Tuesday, October 14, 2008

Rowing Boy







Rowing Boy had slept too long... months perhaps, under what had been a glorious golden blanket of October leaves. He woke with his skin chilled azure by the soft drifts that molded him, his perfect bronzed pecs, his belly on which you could play washboard for the Jim Kweskin Jug Band Reunion (featuring Maria Muldaur on vocals).
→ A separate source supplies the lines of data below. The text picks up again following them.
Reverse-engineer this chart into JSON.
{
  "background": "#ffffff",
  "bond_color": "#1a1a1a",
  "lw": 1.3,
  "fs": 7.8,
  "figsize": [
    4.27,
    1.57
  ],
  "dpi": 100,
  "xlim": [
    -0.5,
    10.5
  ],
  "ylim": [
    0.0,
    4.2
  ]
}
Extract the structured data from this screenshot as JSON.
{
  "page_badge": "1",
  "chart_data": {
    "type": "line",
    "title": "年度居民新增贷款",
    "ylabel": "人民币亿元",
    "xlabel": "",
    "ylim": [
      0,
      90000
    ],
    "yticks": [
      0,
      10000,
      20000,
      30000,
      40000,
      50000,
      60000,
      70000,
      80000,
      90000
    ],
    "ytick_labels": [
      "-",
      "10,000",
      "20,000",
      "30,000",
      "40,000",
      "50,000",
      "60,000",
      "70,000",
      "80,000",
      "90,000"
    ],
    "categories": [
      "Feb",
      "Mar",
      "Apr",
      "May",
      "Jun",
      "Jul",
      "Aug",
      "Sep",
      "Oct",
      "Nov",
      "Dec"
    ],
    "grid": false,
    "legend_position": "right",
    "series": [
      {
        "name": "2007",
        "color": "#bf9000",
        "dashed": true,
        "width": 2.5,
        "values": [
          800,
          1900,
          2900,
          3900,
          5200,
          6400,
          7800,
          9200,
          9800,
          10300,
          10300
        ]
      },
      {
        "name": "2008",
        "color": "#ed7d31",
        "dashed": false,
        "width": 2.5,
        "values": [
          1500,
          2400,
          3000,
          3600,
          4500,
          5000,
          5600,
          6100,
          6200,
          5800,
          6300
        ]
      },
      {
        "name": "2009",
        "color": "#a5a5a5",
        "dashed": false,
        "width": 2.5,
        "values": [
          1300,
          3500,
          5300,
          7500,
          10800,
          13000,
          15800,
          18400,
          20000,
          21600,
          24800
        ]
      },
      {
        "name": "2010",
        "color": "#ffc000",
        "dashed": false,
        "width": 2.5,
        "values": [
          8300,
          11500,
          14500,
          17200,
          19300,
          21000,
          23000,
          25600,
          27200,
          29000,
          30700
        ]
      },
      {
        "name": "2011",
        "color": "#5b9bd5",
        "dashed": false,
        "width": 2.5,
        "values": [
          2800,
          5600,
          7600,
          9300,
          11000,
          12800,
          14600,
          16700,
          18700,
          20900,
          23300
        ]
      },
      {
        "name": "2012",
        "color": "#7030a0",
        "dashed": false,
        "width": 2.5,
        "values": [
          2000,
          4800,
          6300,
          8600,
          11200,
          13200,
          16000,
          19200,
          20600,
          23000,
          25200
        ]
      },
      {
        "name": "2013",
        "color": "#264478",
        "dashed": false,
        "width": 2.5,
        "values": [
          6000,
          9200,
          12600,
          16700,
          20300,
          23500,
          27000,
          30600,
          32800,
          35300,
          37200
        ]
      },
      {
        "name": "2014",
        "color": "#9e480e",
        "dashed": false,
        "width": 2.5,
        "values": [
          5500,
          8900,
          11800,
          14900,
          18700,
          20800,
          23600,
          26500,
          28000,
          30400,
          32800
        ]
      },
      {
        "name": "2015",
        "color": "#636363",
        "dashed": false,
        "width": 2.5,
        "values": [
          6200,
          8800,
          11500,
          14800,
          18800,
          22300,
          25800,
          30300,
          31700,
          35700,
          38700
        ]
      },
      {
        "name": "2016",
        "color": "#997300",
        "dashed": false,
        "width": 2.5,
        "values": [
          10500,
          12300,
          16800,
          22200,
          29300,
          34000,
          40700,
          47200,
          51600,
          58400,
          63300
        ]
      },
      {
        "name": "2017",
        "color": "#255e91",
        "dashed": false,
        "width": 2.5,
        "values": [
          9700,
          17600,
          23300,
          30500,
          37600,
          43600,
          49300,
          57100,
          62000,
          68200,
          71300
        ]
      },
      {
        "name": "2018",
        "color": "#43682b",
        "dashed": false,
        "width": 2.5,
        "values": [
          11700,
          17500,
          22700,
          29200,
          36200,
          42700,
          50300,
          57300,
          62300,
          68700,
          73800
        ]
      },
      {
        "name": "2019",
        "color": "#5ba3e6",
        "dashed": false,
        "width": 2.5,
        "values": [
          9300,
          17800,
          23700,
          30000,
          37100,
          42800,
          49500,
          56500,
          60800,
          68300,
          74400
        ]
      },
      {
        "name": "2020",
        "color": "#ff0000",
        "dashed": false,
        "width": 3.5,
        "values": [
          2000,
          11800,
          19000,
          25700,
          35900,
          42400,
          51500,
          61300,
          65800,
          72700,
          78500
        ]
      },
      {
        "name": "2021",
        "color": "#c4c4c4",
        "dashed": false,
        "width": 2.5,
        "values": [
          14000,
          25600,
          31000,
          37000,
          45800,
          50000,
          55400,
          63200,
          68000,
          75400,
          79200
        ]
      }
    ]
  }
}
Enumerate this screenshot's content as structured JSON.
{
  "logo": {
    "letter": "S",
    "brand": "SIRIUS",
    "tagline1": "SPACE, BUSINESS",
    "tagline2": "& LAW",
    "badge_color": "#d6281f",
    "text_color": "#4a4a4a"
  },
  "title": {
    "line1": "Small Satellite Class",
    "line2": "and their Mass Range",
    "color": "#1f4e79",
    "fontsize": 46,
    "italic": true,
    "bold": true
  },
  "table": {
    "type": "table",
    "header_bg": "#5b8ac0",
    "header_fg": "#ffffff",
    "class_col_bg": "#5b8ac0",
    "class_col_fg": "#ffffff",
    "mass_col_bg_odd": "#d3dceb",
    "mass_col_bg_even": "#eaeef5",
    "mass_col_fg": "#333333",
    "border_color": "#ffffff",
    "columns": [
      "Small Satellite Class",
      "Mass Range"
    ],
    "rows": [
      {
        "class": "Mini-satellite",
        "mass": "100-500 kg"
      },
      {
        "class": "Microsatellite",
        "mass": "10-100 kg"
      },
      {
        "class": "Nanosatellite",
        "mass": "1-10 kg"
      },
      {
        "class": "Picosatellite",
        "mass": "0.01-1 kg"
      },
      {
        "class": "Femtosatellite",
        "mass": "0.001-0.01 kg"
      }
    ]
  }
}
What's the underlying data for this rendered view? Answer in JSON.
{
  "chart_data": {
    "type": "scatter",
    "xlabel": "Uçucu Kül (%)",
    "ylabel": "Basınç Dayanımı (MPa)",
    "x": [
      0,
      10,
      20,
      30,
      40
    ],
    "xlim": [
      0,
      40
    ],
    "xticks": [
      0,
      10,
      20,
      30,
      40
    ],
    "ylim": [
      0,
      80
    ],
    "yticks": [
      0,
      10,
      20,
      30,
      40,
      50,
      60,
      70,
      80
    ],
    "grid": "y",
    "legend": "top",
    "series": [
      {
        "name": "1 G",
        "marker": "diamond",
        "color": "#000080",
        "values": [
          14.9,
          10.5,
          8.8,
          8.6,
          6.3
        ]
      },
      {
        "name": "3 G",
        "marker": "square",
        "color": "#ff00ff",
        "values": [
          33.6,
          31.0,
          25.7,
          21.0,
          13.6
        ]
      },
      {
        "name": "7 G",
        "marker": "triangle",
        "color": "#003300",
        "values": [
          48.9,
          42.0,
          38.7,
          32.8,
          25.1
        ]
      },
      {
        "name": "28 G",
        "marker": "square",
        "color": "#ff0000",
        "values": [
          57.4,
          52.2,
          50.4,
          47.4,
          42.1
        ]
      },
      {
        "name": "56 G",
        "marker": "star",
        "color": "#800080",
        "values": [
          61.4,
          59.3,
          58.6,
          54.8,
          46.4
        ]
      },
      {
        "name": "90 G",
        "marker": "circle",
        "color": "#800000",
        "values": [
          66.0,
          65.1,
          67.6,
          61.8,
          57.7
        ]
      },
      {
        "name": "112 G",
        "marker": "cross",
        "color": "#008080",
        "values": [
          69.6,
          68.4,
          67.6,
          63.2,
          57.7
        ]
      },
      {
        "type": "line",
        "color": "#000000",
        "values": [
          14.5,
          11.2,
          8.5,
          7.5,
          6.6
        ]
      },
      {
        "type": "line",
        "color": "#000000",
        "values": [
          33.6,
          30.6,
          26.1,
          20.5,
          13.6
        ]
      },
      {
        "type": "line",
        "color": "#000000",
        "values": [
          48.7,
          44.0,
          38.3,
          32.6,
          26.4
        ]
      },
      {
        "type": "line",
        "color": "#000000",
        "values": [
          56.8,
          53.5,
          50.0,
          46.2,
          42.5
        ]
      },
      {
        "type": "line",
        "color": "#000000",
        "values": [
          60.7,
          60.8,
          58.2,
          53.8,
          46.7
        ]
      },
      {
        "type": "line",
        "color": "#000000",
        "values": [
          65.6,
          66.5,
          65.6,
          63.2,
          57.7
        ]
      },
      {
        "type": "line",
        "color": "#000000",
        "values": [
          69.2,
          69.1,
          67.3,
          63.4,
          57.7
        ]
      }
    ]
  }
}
Oh, how Rowing Boy longed for the clean pull of his oars, the leap of the trembling shell forward, the wind in his eyes, the grunts of his sluggish opponents. But it was cold, Toronto-February cold, and he was clad only in his dashing shorts, tight as an Erotic Writing Contest Winner's dreams. He looked down, groggily, to inspect the gull that oddly did a fly-past of his ankles -- and it froze too. The two, stilled, caught a little more snow and became art. Meanwhile, all the automatons of the vast city beyond the harbour ran back and forth, forth and back, issuing and consuming preoccupied people, pneumatic doors sometimes catching on ice, but still shuttling, rocking, running.


The sun began to gild the westward rails, and even soften the angular, money-hungry high-rises. Still Rowing Boy had not gotten one good stroke in, one strong pull through the treacly water, dotted with tiny ice floes and the ghosts of seals. February was to be continued.